Efforts to carefully choreograph Xi’s visit may be upended in the restive Northern California city, despite efforts to drive homeless people from the streets. The route from the airport to the conference site was lined with demonstrators for and against China’s ruling Communist Party, an unusual sight for Xi who last visited the United States in 2017.
Biden has sought direct diplomacy with Xi, betting that a personal relationship he has cultivated for a dozen years with the most powerful Chinese leader since Mao Zedong might salvage bilateral ties that are increasingly turning hostile.
Xi and Biden are expected to meet far from the conference location at a vast estate miles outside of San Francisco carefully chosen for its security, serenity and remoteness.
“The table has been set … over the course of many weeks for what we hope will be a very productive, candid, constructive conversation,” said John Kirby, a White House spokesperson, to reporters traveling aboard Air Force One.
IRAN, ELECTION INTERFERENCE
During the meeting, which could last hours, Biden is expected to press Xi to use China’s influence to urge Iran not to take provocative action or encourage its proxies to enter the fray, to avoid regional escalation of the Israel-Hamas conflict.

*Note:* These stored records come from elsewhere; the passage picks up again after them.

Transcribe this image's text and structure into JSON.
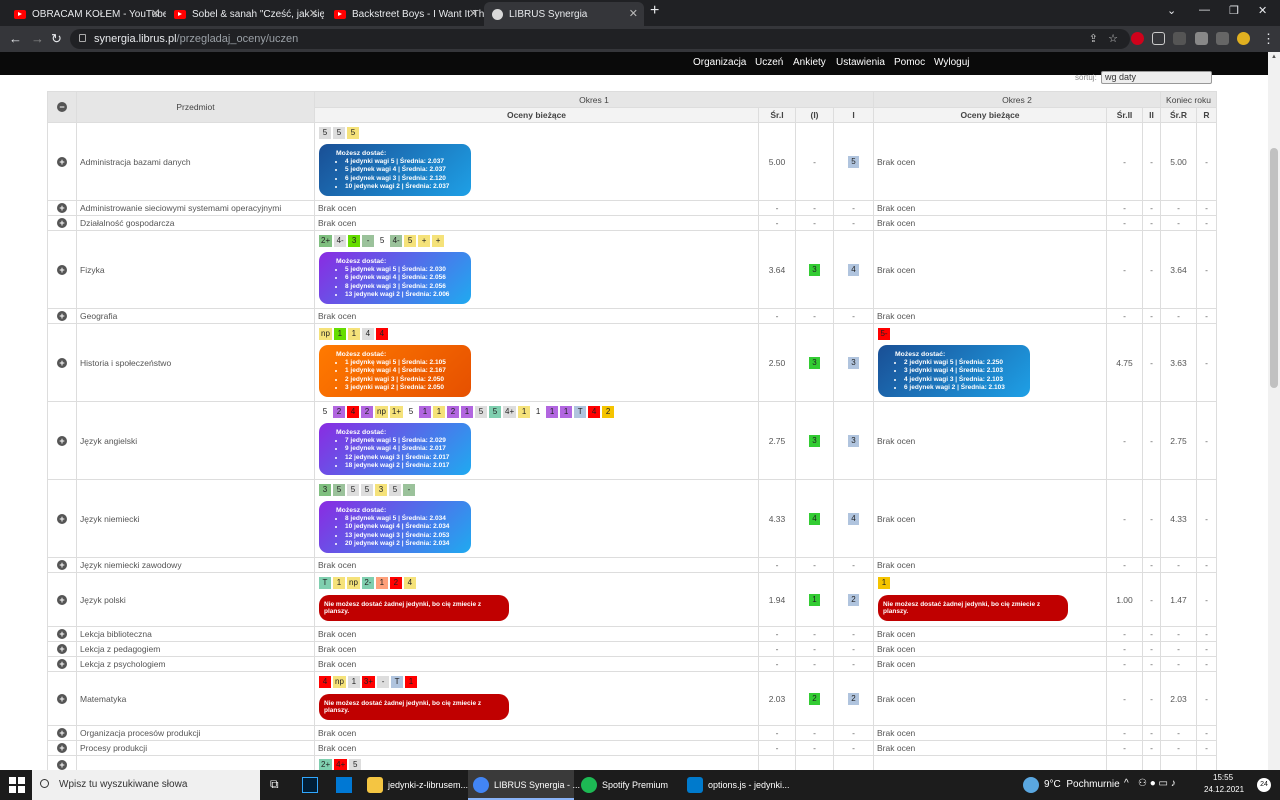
{
  "browser": {
    "tabs": [
      {
        "title": "OBRACAM KOŁEM - YouTube"
      },
      {
        "title": "Sobel & sanah \"Cześć, jak się ma"
      },
      {
        "title": "Backstreet Boys - I Want It Th"
      },
      {
        "title": "LIBRUS Synergia"
      }
    ],
    "url_domain": "synergia.librus.pl",
    "url_path": "/przegladaj_oceny/uczen"
  },
  "nav": {
    "items": [
      "Organizacja",
      "Uczeń",
      "Ankiety",
      "Ustawienia",
      "Pomoc",
      "Wyloguj"
    ]
  },
  "sort": {
    "label": "sortuj:",
    "value": "wg daty"
  },
  "table": {
    "head": {
      "przedmiot": "Przedmiot",
      "okres1": "Okres 1",
      "okres2": "Okres 2",
      "koniec": "Koniec roku",
      "oceny_biezace": "Oceny bieżące",
      "sr1": "Śr.I",
      "p1": "(I)",
      "i": "I",
      "sr2": "Śr.II",
      "ii": "II",
      "srR": "Śr.R",
      "r": "R"
    },
    "brak": "Brak ocen",
    "rows": [
      {
        "name": "Administracja bazami danych",
        "g1": [
          [
            "5",
            "#ddd"
          ],
          [
            "5",
            "#ddd"
          ],
          [
            "5",
            "#f5e27a"
          ]
        ],
        "info1": {
          "title": "Możesz dostać:",
          "grad": "blue",
          "items": [
            "4 jedynki wagi 5 | Średnia: 2.037",
            "5 jedynek wagi 4 | Średnia: 2.037",
            "6 jedynek wagi 3 | Średnia: 2.120",
            "10 jedynek wagi 2 | Średnia: 2.037"
          ]
        },
        "sr1": "5.00",
        "p1": "-",
        "i": "5",
        "sr2": "-",
        "ii": "-",
        "srR": "5.00",
        "r": "-"
      },
      {
        "name": "Administrowanie sieciowymi systemami operacyjnymi",
        "sr1": "-",
        "p1": "-",
        "i": "-",
        "sr2": "-",
        "ii": "-",
        "srR": "-",
        "r": "-"
      },
      {
        "name": "Działalność gospodarcza",
        "sr1": "-",
        "p1": "-",
        "i": "-",
        "sr2": "-",
        "ii": "-",
        "srR": "-",
        "r": "-"
      },
      {
        "name": "Fizyka",
        "g1": [
          [
            "2+",
            "#7fbf7f"
          ],
          [
            "4-",
            "#ddd"
          ],
          [
            "3",
            "#66dd00"
          ],
          [
            "-",
            "#9bc29b"
          ],
          [
            "5",
            "#fff"
          ],
          [
            "4-",
            "#9bc29b"
          ],
          [
            "5",
            "#f5e27a"
          ],
          [
            "+",
            "#f5e27a"
          ],
          [
            "+",
            "#f5e27a"
          ]
        ],
        "info1": {
          "title": "Możesz dostać:",
          "grad": "purple",
          "items": [
            "5 jedynek wagi 5 | Średnia: 2.030",
            "6 jedynek wagi 4 | Średnia: 2.056",
            "8 jedynek wagi 3 | Średnia: 2.056",
            "13 jedynek wagi 2 | Średnia: 2.006"
          ]
        },
        "sr1": "3.64",
        "p1": "3",
        "i": "4",
        "sr2": "-",
        "ii": "-",
        "srR": "3.64",
        "r": "-"
      },
      {
        "name": "Geografia",
        "sr1": "-",
        "p1": "-",
        "i": "-",
        "sr2": "-",
        "ii": "-",
        "srR": "-",
        "r": "-"
      },
      {
        "name": "Historia i społeczeństwo",
        "g1": [
          [
            "np",
            "#f5e27a"
          ],
          [
            "1",
            "#66dd00"
          ],
          [
            "1",
            "#f5e27a"
          ],
          [
            "4",
            "#ddd"
          ],
          [
            "4",
            "#ff0000"
          ]
        ],
        "info1": {
          "title": "Możesz dostać:",
          "grad": "orange",
          "items": [
            "1 jedynkę wagi 5 | Średnia: 2.105",
            "1 jedynkę wagi 4 | Średnia: 2.167",
            "2 jedynki wagi 3 | Średnia: 2.050",
            "3 jedynki wagi 2 | Średnia: 2.050"
          ]
        },
        "g2": [
          [
            "5-",
            "#ff0000"
          ]
        ],
        "info2": {
          "title": "Możesz dostać:",
          "grad": "blue",
          "items": [
            "2 jedynki wagi 5 | Średnia: 2.250",
            "3 jedynki wagi 4 | Średnia: 2.103",
            "4 jedynki wagi 3 | Średnia: 2.103",
            "6 jedynek wagi 2 | Średnia: 2.103"
          ]
        },
        "sr1": "2.50",
        "p1": "3",
        "i": "3",
        "sr2": "4.75",
        "ii": "-",
        "srR": "3.63",
        "r": "-"
      },
      {
        "name": "Język angielski",
        "g1": [
          [
            "5",
            "#fff"
          ],
          [
            "2",
            "#b266e0"
          ],
          [
            "4",
            "#ff0000"
          ],
          [
            "2",
            "#b266e0"
          ],
          [
            "np",
            "#f5e27a"
          ],
          [
            "1+",
            "#f5e27a"
          ],
          [
            "5",
            "#fff"
          ],
          [
            "1",
            "#b266e0"
          ],
          [
            "1",
            "#f5e27a"
          ],
          [
            "2",
            "#b266e0"
          ],
          [
            "1",
            "#b266e0"
          ],
          [
            "5",
            "#ddd"
          ],
          [
            "5",
            "#7fcfaf"
          ],
          [
            "4+",
            "#ddd"
          ],
          [
            "1",
            "#f5e27a"
          ],
          [
            "1",
            "#fff"
          ],
          [
            "1",
            "#b266e0"
          ],
          [
            "1",
            "#b266e0"
          ],
          [
            "T",
            "#b0c4de"
          ],
          [
            "4",
            "#ff0000"
          ],
          [
            "2",
            "#f5c400"
          ]
        ],
        "info1": {
          "title": "Możesz dostać:",
          "grad": "purple",
          "items": [
            "7 jedynek wagi 5 | Średnia: 2.029",
            "9 jedynek wagi 4 | Średnia: 2.017",
            "12 jedynek wagi 3 | Średnia: 2.017",
            "18 jedynek wagi 2 | Średnia: 2.017"
          ]
        },
        "sr1": "2.75",
        "p1": "3",
        "i": "3",
        "sr2": "-",
        "ii": "-",
        "srR": "2.75",
        "r": "-"
      },
      {
        "name": "Język niemiecki",
        "g1": [
          [
            "3",
            "#7fbf7f"
          ],
          [
            "5",
            "#9bc29b"
          ],
          [
            "5",
            "#ddd"
          ],
          [
            "5",
            "#ddd"
          ],
          [
            "3",
            "#f5e27a"
          ],
          [
            "5",
            "#ddd"
          ],
          [
            "-",
            "#9bc29b"
          ]
        ],
        "info1": {
          "title": "Możesz dostać:",
          "grad": "purple",
          "items": [
            "8 jedynek wagi 5 | Średnia: 2.034",
            "10 jedynek wagi 4 | Średnia: 2.034",
            "13 jedynek wagi 3 | Średnia: 2.053",
            "20 jedynek wagi 2 | Średnia: 2.034"
          ]
        },
        "sr1": "4.33",
        "p1": "4",
        "i": "4",
        "sr2": "-",
        "ii": "-",
        "srR": "4.33",
        "r": "-"
      },
      {
        "name": "Język niemiecki zawodowy",
        "sr1": "-",
        "p1": "-",
        "i": "-",
        "sr2": "-",
        "ii": "-",
        "srR": "-",
        "r": "-"
      },
      {
        "name": "Język polski",
        "g1": [
          [
            "T",
            "#7fcfaf"
          ],
          [
            "1",
            "#f5e27a"
          ],
          [
            "np",
            "#f5e27a"
          ],
          [
            "2-",
            "#7fcfaf"
          ],
          [
            "1",
            "#ffa07a"
          ],
          [
            "2",
            "#ff0000"
          ],
          [
            "4",
            "#f5e27a"
          ]
        ],
        "bad1": "Nie możesz dostać żadnej jedynki, bo cię zmiecie z planszy.",
        "g2": [
          [
            "1",
            "#f5c400"
          ]
        ],
        "bad2": "Nie możesz dostać żadnej jedynki, bo cię zmiecie z planszy.",
        "sr1": "1.94",
        "p1": "1",
        "i": "2",
        "sr2": "1.00",
        "ii": "-",
        "srR": "1.47",
        "r": "-"
      },
      {
        "name": "Lekcja biblioteczna",
        "sr1": "-",
        "p1": "-",
        "i": "-",
        "sr2": "-",
        "ii": "-",
        "srR": "-",
        "r": "-"
      },
      {
        "name": "Lekcja z pedagogiem",
        "sr1": "-",
        "p1": "-",
        "i": "-",
        "sr2": "-",
        "ii": "-",
        "srR": "-",
        "r": "-"
      },
      {
        "name": "Lekcja z psychologiem",
        "sr1": "-",
        "p1": "-",
        "i": "-",
        "sr2": "-",
        "ii": "-",
        "srR": "-",
        "r": "-"
      },
      {
        "name": "Matematyka",
        "g1": [
          [
            "4",
            "#ff0000"
          ],
          [
            "np",
            "#f5e27a"
          ],
          [
            "1",
            "#ddd"
          ],
          [
            "3+",
            "#ff0000"
          ],
          [
            "-",
            "#ddd"
          ],
          [
            "T",
            "#b0c4de"
          ],
          [
            "1",
            "#ff0000"
          ]
        ],
        "bad1": "Nie możesz dostać żadnej jedynki, bo cię zmiecie z planszy.",
        "sr1": "2.03",
        "p1": "2",
        "i": "2",
        "sr2": "-",
        "ii": "-",
        "srR": "2.03",
        "r": "-"
      },
      {
        "name": "Organizacja procesów produkcji",
        "sr1": "-",
        "p1": "-",
        "i": "-",
        "sr2": "-",
        "ii": "-",
        "srR": "-",
        "r": "-"
      },
      {
        "name": "Procesy produkcji",
        "sr1": "-",
        "p1": "-",
        "i": "-",
        "sr2": "-",
        "ii": "-",
        "srR": "-",
        "r": "-"
      },
      {
        "name": "",
        "g1": [
          [
            "2+",
            "#7fcfaf"
          ],
          [
            "4+",
            "#ff0000"
          ],
          [
            "5",
            "#ddd"
          ]
        ],
        "sr1": "",
        "p1": "",
        "i": "",
        "sr2": "",
        "ii": "",
        "srR": "",
        "r": ""
      }
    ]
  },
  "taskbar": {
    "search_placeholder": "Wpisz tu wyszukiwane słowa",
    "apps": [
      "jedynki-z-librusem...",
      "LIBRUS Synergia - ...",
      "Spotify Premium",
      "options.js - jedynki..."
    ],
    "weather": "9°C  Pochmurnie",
    "time": "15:55",
    "date": "24.12.2021",
    "notif": "24"
  },
  "colors": {
    "p1_bg": "#33cc33",
    "i_bg": "#b0c4de",
    "blue_grad": "#1a5fa8",
    "purple_grad": "#a020f0",
    "orange_grad": "#ff6a00"
  }
}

He is also expected to raise Chinese “influence operations” in foreign elections and the status of U.S. citizens that Washington believes are wrongly detained in China.
U.S. officials expected concrete steps to restore staff-level conversations between the two countries on a specific issues from military-to-military communications to reducing the flow of fentanyl, managing the growth of artificial intelligence technologies, managing trade and climate. Many of the chemicals used to make fentanyl come from China, U.S. officials say.

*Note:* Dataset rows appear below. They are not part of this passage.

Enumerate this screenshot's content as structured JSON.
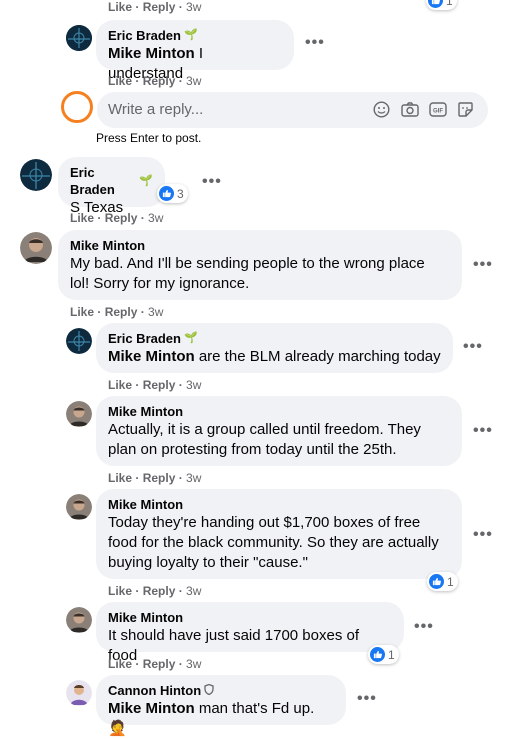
{
  "actions": {
    "like": "Like",
    "reply": "Reply",
    "sep": " · "
  },
  "reply_input": {
    "placeholder": "Write a reply...",
    "hint": "Press Enter to post."
  },
  "comments": [
    {
      "time": "3w"
    },
    {
      "author": "Eric Braden",
      "mention": "Mike Minton",
      "text": " I understand",
      "time": "3w"
    },
    {
      "author": "Eric Braden",
      "text": "S Texas",
      "time": "3w",
      "reaction_count": "3"
    },
    {
      "author": "Mike Minton",
      "text_lines": [
        "My bad. And I'll be sending people to the wrong place",
        "lol! Sorry for my ignorance."
      ],
      "time": "3w"
    },
    {
      "author": "Eric Braden",
      "mention": "Mike Minton",
      "text": " are the BLM already marching today",
      "time": "3w"
    },
    {
      "author": "Mike Minton",
      "text_lines": [
        "Actually, it is a group called until freedom. They",
        "plan on protesting from today until the 25th."
      ],
      "time": "3w"
    },
    {
      "author": "Mike Minton",
      "text_lines": [
        "Today they're handing out $1,700 boxes of free",
        "food for the black community. So they are actually",
        "buying loyalty to their \"cause.\""
      ],
      "time": "3w",
      "reaction_count": "1"
    },
    {
      "author": "Mike Minton",
      "text": "It should have just said 1700 boxes of food",
      "time": "3w",
      "reaction_count": "1"
    },
    {
      "author": "Cannon Hinton",
      "mention": "Mike Minton",
      "text": " man that's Fd up. ",
      "emoji": "🤦"
    }
  ],
  "top_reaction_count": "1",
  "colors": {
    "accent": "#1877f2",
    "bubble": "#f0f2f5",
    "meta": "#65676b",
    "orange_ring": "#f5801f"
  }
}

Biden, 80, presides over an economy that has outperformed expectations and most rich nations after the COVID-19 pandemic. Unpopular with voters at home, he is seeking a second term in office amid concerns about the stability of U.S. democracy.
He has corralled the nation’s traditional allies from Europe to Asia to confront Russia in Ukraine, although some have differences over the Israel-Hamas conflict.
Xi, a decade Biden’s junior, has tightened control over policy, state leaders, the media and military and changing the constitution. Recently, compounding economic challenges have thrown the country off its three-decade, rocket-propelled growth trajectory.
Government officials across the region expect Beijing to test Washington in coming weeks, taking advantage of the United States’ perceived shift in focus on Ukraine and Israel, as it pursues its own ambitions in the Indo-Pacific.
Biden is expected to tell Xi that U.S. commitments in the Indo-Pacific are unchanged. China has worried its neighbors in recent years with steps in the Taiwan Strait, South China Sea and East China Sea, areas of international dispute. Biden will also express a specific commitment to the security of the Philippines, one of the U.S. officials said.